Selon le médecin, les survivants affirment avoir été visés par des combattants du Front de libération du peuple du Tigré (TPLF).
Des responsables du gouvernement régional de l'Afar ont évoqué, eux, un bilan d'au moins 200 morts à Galicoma, qui n'a pas pu être vérifié de manière indépendante.
Ayish Yasin, cheffe du bureau pour les femmes et les enfants au sein du gouvernement régional, a notamment déclaré à l'AFP que "200 corps de civils ont été retrouvés (...) et plus de 48 sont toujours portés disparus". "Sur les 200 corps, 107 sont des enfants", a-t-elle ajouté.
Selon Mme Ayish, il s'agit de civils qui ont été tués par des tirs d'artillerie et enterrés immédiatement.
- Accès humanitaire -
Selon les responsables du gouvernement local, cette attaque prouve la volonté belliciste du TPLF et son mépris pour la situation humanitaire catastrophique dans le nord de l'Ethiopie.

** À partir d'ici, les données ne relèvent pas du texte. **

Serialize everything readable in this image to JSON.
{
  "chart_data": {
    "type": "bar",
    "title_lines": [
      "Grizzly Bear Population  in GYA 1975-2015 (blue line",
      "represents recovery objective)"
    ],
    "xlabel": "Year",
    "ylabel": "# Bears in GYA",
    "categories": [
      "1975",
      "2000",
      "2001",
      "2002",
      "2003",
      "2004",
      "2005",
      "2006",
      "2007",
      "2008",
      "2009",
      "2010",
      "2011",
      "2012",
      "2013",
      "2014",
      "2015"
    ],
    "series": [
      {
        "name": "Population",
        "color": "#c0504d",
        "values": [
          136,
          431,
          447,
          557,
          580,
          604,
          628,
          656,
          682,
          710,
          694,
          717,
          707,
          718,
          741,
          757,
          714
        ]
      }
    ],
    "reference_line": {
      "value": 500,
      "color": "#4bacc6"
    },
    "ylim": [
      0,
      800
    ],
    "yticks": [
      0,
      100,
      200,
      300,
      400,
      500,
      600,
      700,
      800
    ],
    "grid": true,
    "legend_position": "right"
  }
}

Le porte-parole du TPLF, Getachew Reda, a déclaré sur Twitter que les troupes gouvernementales avaient "lancé une offensive le 5 août contre (ses) forces à Galicoma". Le TPLF "travaillera avec les organes compétents pour enquêter sur tout incident", a-t-il ajouté.
L'aide humanitaire peine toujours à arriver dans la région.
Environ 400.000 personnes vivent dans des conditions de famine au Tigré, selon l'ONU. Lundi, le Programme alimentaire mondial (PAM) a estimé que 300.000 personnes étaient confrontées à des "niveaux d'urgence" alimentaire en Afar et Amhara.
Le Haut commissariat aux réfugiés (HCR) de l'ONU a annoncé mardi avoir pu accéder pour la première fois depuis le 13 juillet aux camps de Mai Aini et Adi Harush, qui accueillent des réfugiés érythréens au Tigré.
Mais cet accès "demeure limité du fait de la situation sécuritaire complexe et instable", a affirmé le porte-parole du HCR Boris Cheshirkov.
"Les services essentiels tels que les soins de santé ne sont toujours pas assurés et l'eau potable se raréfie", a-t-il ajouté, en appelant une nouvelle fois à un "passage sûr" pour les convois humanitaires.
Le TPLF répète régulièrement qu'il ne souhaite pas s'emparer de territoires en Amhara et en Afar, mais qu'il veut faciliter l'accès pour l'aide humanitaire dans la région et éviter que les forces pro-gouvernementales ne se regroupent.